Canvas vs Cleanroom white
Where Canvas belongs to Benjamin Moore's range, Cleanroom white is a RAL Classic color. Canvas reads as beige, while Cleanroom white reads as beige-white — two distinct hue families, not close cousins. Cleanroom white (LRV 89) reflects noticeably more light than Canvas (LRV 80), a difference of 8 points that becomes especially apparent in rooms with limited natural light. The ΔE 3.3 gap is real but not dramatic — close enough to use together, distinct enough to matter as a choice. Below you'll find 1 real-room photo comparison where both colors appear side by side, plus 5 simulated room previews.
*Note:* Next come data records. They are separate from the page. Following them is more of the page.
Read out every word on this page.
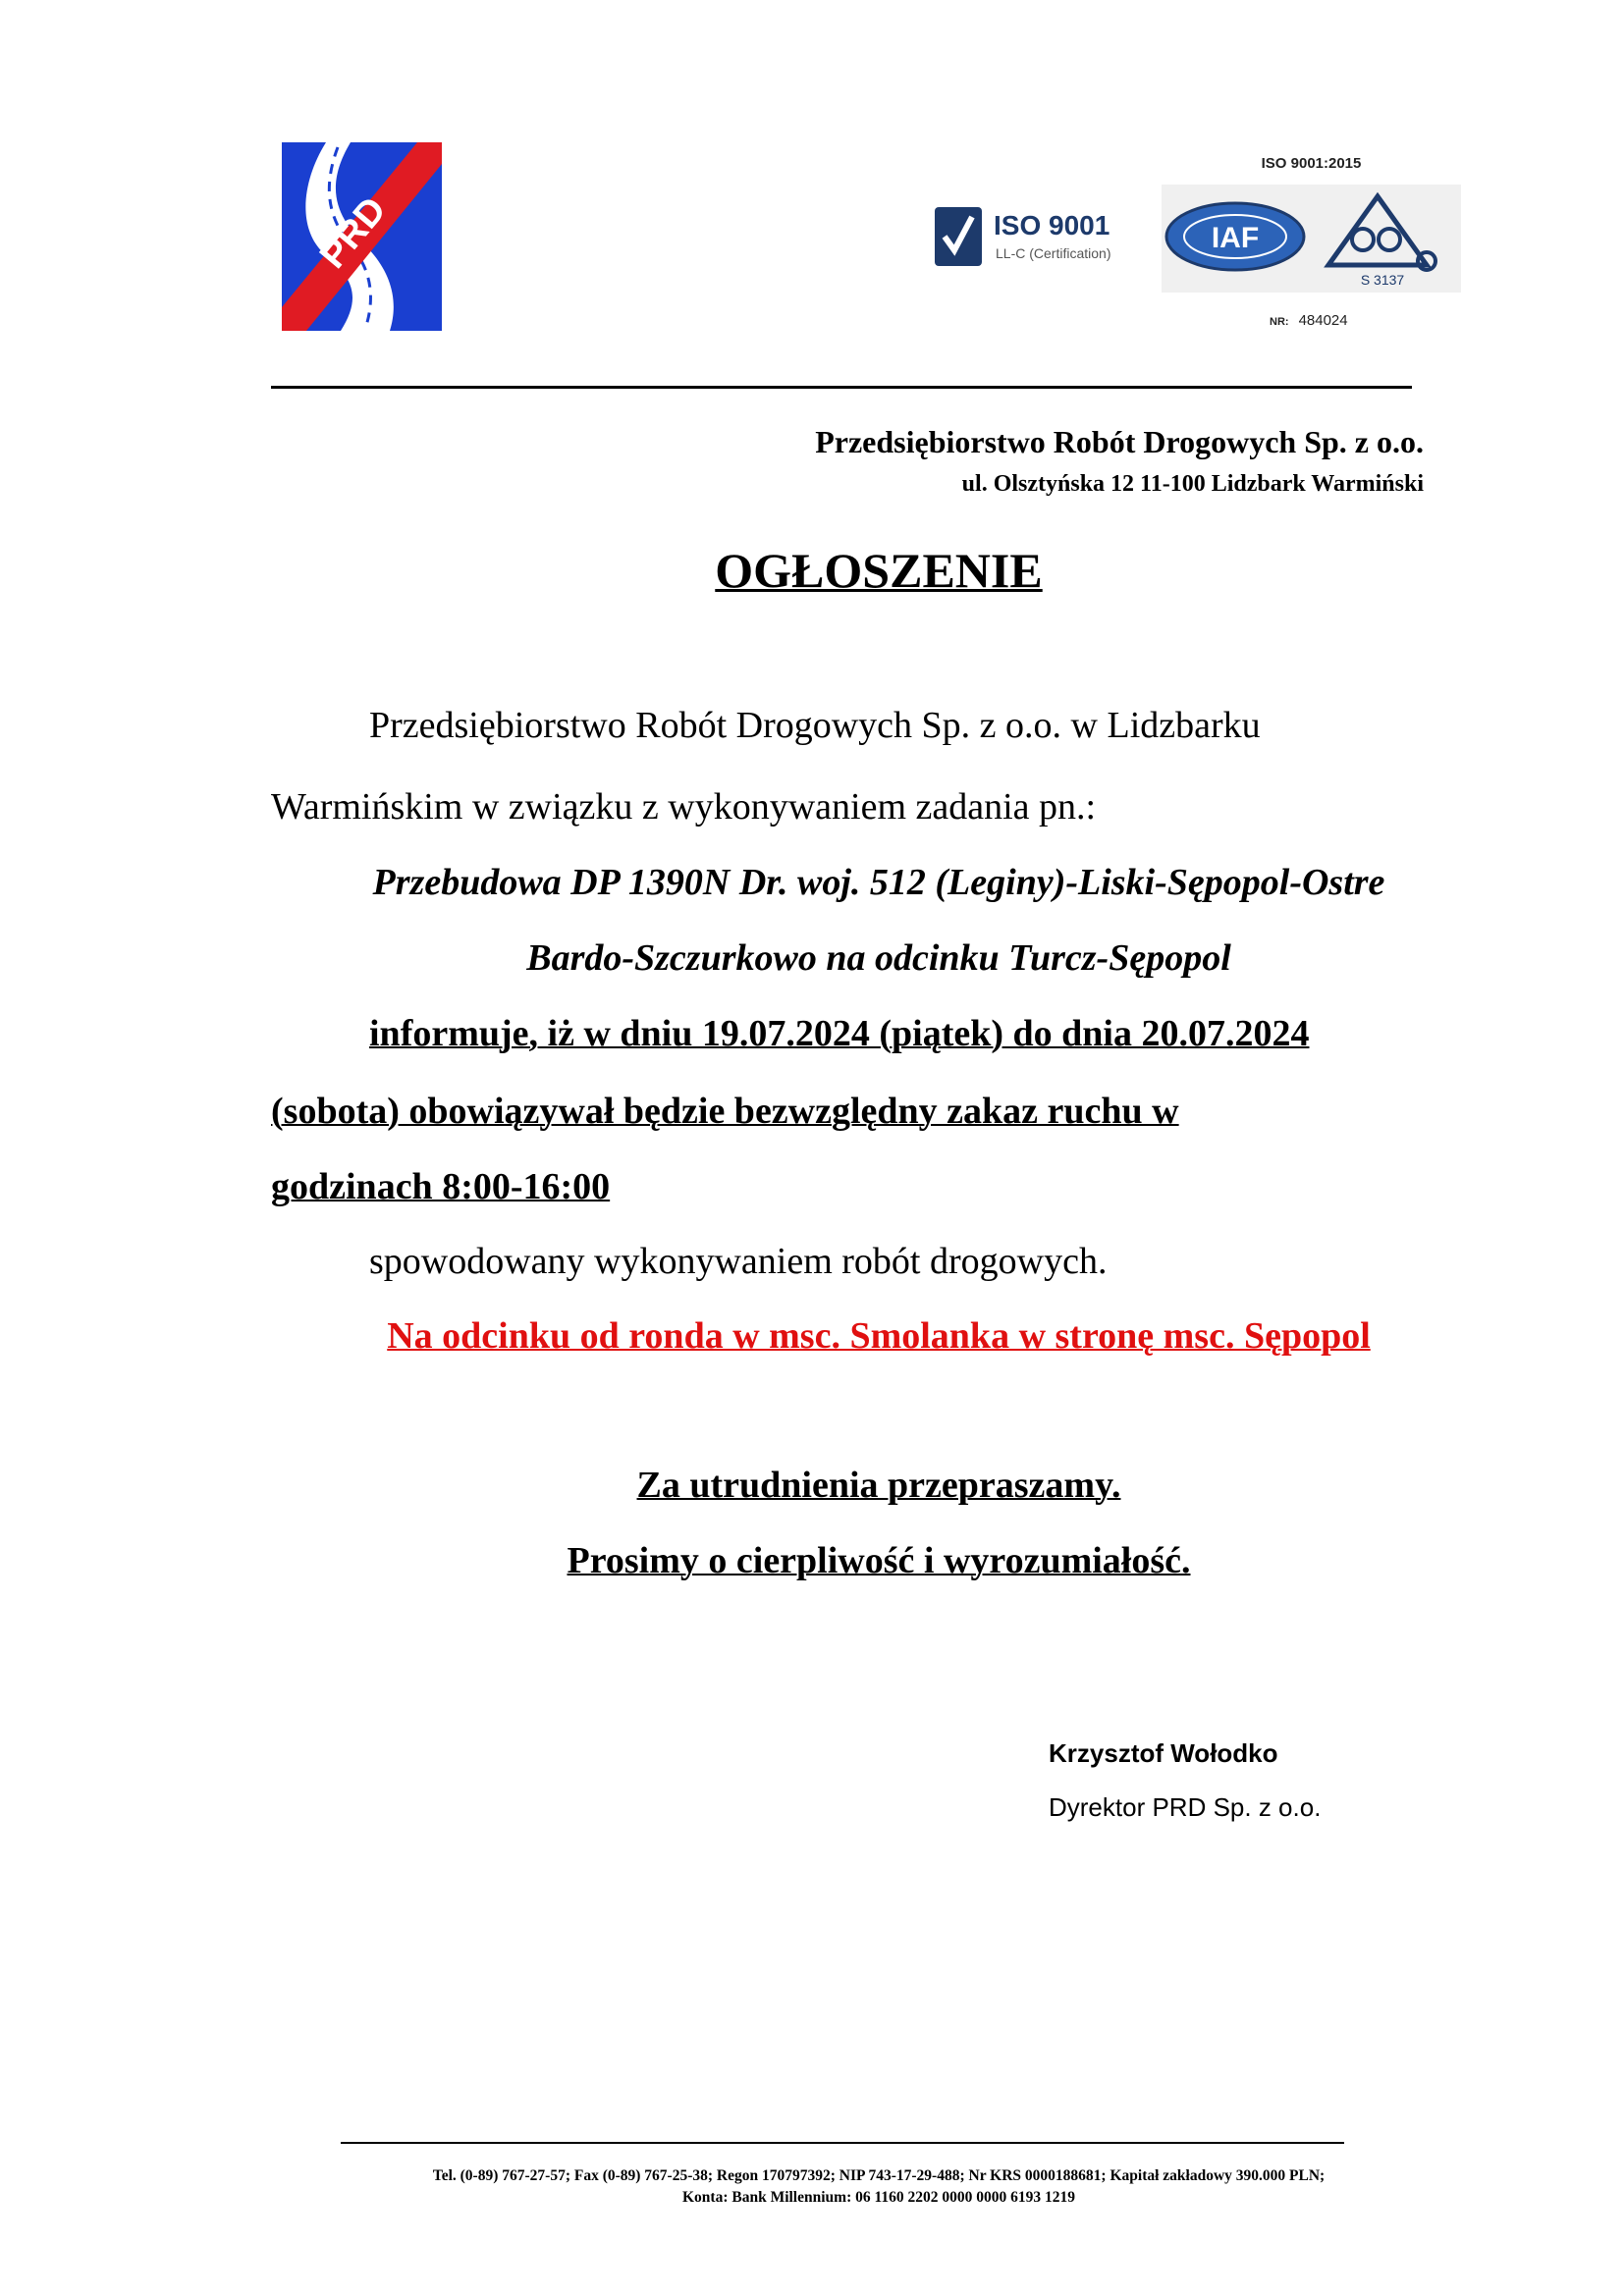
PRD	ISO 9001
LL-C (Certification)
ISO 9001:2015
IAF
S 3137
NR: 484024
Przedsiębiorstwo Robót Drogowych Sp. z o.o.
ul. Olsztyńska 12 11-100 Lidzbark Warmiński
OGŁOSZENIE
Przedsiębiorstwo Robót Drogowych Sp. z o.o. w Lidzbarku
Warmińskim w związku z wykonywaniem zadania pn.:
Przebudowa DP 1390N Dr. woj. 512 (Leginy)-Liski-Sępopol-Ostre
Bardo-Szczurkowo na odcinku Turcz-Sępopol
informuje, iż w dniu 19.07.2024 (piątek) do dnia 20.07.2024
(sobota) obowiązywał będzie bezwzględny zakaz ruchu w
godzinach 8:00-16:00
spowodowany wykonywaniem robót drogowych.
Na odcinku od ronda w msc. Smolanka w stronę msc. Sępopol
Za utrudnienia przepraszamy.
Prosimy o cierpliwość i wyrozumiałość.
Krzysztof Wołodko
Dyrektor PRD Sp. z o.o.
Tel. (0-89) 767-27-57; Fax (0-89) 767-25-38; Regon 170797392; NIP 743-17-29-488; Nr KRS 0000188681; Kapitał zakładowy 390.000 PLN;
Konta: Bank Millennium: 06 1160 2202 0000 0000 6193 1219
Canvas vs Cleanroom white in Real Spaces
1 real room side by side. Canvas and Cleanroom white are close enough that the difference can be hard to judge from a chip alone — these photos show how each reads at scale, across different spaces and lighting conditions.
Bathroom
Bathrooms are one of the few spaces where you're genuinely enclosed by the paint color, which makes the choice between these two more consequential. Cleanroom white reflects noticeably more light off the walls, making the space read more open than Canvas.
Color Details
Canvas vs Cleanroom white Simulated Comparison
5 simulated room previews — drag the slider on each to see Canvas on one side and Cleanroom white on the other.
Digital color is approximate. These simulations are generated from the manufacturer's hex values and overlaid on grayscale room photos — your screen's calibration, brightness, and viewing angle all affect how they render. Before committing to either color, test physical samples in your own space under the light you actually live with.
More Canvas comparisons
See how Canvas stacks up against other well-photographed colors across different brands and tones.